Зина окаменела от ужаса: ей стало все понятно… и ее обморок, и персидская вежливость, и варенье Абу-Бекира, и предательство Зейнаб. Абу-Бекир хлопал ее по плечу:
– Не тужи, Марьям! Ты счастливая: хорошо жить будешь, богато. Не простому человеку в дар везем тебя, но светлому Мирзе Рэхиму, племяннику самого шаха, царя царей нашего…
Говоря Зине, будто полиция напала на ее след, Зейнаб думала солгать, а нечаянно сказала правду. На одном из частых допросов Максим, бывший работник Консты, проговорился, что, надо быть, хозяйка у Зейнабки пристала…
Муся – беспощадно оговоренная Констою, сразу постигшим, кому он обязан своим арестом, – тоже сидела в остроге, и, в свою очередь, оговорила Зейнаб, как притонодержательницу и скупщицу краденого. У татарки был сделан обыск. Зины уже не нашли: она плыла в это время в далеких персидских водах.
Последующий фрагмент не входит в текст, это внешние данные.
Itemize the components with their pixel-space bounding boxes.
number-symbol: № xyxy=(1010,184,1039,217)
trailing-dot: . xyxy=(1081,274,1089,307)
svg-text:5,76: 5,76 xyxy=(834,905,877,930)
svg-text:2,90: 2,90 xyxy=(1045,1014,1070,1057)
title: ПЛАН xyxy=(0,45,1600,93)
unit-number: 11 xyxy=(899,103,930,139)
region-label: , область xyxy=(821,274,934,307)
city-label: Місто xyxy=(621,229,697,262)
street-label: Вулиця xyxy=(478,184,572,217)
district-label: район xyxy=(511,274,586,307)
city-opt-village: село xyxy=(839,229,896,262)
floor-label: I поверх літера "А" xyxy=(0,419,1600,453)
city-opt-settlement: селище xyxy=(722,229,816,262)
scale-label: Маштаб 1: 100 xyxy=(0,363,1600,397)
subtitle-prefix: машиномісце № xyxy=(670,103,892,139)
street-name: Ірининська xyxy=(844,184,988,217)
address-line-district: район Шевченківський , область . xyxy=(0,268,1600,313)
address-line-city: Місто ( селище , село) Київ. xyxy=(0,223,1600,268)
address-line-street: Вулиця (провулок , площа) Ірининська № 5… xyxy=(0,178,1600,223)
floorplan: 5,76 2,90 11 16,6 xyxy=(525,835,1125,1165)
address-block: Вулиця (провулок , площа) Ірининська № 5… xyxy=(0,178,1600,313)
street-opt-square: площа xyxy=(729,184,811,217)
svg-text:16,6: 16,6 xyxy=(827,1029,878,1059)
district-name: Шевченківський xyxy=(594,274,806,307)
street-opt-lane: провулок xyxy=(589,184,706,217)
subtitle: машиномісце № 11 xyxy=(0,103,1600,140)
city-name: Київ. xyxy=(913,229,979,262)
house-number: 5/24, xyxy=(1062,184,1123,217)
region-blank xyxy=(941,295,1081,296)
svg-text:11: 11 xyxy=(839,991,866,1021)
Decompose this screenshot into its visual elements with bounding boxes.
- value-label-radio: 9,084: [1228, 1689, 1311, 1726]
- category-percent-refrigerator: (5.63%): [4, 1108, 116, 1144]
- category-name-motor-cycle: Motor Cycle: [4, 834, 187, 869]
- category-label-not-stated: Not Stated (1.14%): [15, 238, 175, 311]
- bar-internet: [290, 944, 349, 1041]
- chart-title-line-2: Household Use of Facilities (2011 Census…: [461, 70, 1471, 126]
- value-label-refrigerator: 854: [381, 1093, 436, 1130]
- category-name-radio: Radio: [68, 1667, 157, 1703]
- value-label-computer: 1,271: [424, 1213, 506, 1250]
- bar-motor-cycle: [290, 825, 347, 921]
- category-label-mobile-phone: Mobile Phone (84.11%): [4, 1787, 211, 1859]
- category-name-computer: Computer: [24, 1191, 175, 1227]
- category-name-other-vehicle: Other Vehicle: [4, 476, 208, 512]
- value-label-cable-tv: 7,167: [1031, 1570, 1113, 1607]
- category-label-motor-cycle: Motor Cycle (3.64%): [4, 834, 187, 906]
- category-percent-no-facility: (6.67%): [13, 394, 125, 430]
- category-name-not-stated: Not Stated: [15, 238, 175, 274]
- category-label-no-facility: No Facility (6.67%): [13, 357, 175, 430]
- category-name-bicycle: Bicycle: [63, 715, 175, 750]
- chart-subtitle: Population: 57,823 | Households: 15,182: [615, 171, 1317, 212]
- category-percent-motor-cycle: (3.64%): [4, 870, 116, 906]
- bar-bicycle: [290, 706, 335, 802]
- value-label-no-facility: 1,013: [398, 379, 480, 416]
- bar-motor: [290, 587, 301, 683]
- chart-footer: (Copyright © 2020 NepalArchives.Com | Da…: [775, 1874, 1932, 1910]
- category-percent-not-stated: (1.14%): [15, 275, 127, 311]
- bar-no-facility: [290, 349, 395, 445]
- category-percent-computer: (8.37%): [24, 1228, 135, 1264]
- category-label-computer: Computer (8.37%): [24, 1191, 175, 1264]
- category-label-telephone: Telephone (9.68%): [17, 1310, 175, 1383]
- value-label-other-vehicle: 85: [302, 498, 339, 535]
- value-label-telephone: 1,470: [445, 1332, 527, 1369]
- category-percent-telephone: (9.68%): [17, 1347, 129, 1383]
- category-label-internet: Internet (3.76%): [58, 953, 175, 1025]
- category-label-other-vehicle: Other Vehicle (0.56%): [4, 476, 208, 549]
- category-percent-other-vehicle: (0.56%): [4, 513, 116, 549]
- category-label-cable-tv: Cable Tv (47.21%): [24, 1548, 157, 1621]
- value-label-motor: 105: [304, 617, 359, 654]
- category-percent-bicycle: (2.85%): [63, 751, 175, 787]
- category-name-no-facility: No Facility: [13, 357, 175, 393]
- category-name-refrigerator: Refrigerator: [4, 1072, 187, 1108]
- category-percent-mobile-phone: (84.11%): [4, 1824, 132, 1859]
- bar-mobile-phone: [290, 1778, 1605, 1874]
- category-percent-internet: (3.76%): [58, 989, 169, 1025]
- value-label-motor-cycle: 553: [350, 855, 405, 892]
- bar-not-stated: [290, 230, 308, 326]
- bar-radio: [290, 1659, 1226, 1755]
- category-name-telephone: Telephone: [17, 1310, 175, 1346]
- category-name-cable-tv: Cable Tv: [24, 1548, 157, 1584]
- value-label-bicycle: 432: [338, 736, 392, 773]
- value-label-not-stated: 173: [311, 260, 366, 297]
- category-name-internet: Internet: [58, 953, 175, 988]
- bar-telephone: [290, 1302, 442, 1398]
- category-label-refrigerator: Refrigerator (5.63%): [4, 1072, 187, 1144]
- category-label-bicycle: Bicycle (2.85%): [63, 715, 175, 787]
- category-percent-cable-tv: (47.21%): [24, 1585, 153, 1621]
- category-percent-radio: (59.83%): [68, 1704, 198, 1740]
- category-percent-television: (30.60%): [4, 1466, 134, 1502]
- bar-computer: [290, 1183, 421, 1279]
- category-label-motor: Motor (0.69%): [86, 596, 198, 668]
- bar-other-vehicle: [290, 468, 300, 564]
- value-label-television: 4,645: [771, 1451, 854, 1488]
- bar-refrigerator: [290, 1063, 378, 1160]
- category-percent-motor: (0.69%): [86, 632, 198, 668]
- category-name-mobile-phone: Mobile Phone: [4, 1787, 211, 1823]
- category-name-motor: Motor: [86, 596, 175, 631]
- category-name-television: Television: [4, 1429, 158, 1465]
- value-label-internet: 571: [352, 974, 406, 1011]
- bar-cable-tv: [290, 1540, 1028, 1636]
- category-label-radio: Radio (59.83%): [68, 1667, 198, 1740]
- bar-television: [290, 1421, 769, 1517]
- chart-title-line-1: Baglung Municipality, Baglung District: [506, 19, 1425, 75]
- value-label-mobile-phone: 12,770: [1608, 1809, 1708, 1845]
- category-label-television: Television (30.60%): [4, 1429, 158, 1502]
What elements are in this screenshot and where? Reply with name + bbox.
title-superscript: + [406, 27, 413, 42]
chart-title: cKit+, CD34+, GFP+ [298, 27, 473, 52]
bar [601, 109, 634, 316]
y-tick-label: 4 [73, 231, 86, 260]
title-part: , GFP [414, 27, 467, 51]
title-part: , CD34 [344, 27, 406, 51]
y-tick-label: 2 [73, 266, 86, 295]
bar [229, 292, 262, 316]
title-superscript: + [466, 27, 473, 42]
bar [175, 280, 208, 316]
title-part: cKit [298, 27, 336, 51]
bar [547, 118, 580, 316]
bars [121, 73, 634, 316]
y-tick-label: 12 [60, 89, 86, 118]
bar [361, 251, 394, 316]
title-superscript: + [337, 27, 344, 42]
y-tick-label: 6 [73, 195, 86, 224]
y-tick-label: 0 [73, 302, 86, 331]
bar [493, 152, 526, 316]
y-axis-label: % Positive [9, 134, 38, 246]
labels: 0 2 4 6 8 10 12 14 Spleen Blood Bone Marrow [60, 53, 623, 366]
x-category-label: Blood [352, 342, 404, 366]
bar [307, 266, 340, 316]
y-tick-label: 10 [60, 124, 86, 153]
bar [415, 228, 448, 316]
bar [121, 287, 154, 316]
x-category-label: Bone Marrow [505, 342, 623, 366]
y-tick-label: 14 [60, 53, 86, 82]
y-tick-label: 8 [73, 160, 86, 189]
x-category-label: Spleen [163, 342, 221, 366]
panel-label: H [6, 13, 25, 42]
Но обыск обнаружил целый склад похищенного в разное время у казанских обывателей серебра, золота, мхов, парчи, дорогих вещей и материй… Обнаружилась прикосновенность к нескольким давним грабежам и убийствам.
– Что мне будет? – спрашивала Зейнаб, когда ее посадили в тюрьму.
– Известно что: в каторгу пойдешь, – утешил ее конвойный.
Встретясь с Зейнаб на очной ставке, Конста пал духом: до сих пор он тосковал по Зине, но был спокоен за нее, думал, что она в безопасном убежище.
– Ты прятала у себя разыскиваемую судом зарайскую крестьянку Марию Прохорову? – спрашивали Зейнаб.
– Никакой Марьи я не видала, – спокойно возражала она. – И не знавала. А этого человека – Филиппа Гордеева, хотя и знаю в лицо, но дел с ним никаких не имела, и чем он занимается – мне неизвестно…
– Ваше благородие! – обратилась она в конце допроса к следователю, – правда ли, что по закону мне за мои дела следует каторжная работа?
– Правда, Зейнаб. Разве уж особое милосердие суда…
Зейнаб сомнительно покачала головою.
– Аллах велик, – сказала она, – судьба людей в его руках. Покорно благодарю вас, ваше благородие.
Возвращенная в секретную, Зейнаб улеглась спать, накрывшись с головою халатом. Часовой, заглядывая время от времени в окошечко камеры, удивлялся, как долго и неподвижно спит татарка. Сторож принес арестантке обед: она не шевельнулась. Он окликнул Зейнаб, – не слышит. Начал расталкивать, – Зейнаб грузно свалилась на пол, мертвая, холодная, с сине-багровым лицом и страшно вытаращенными глазами… Из страха каторги она отравилась каким-то восточным ядом, который при аресте успела скрыть под своими длинными крашеными ногтями.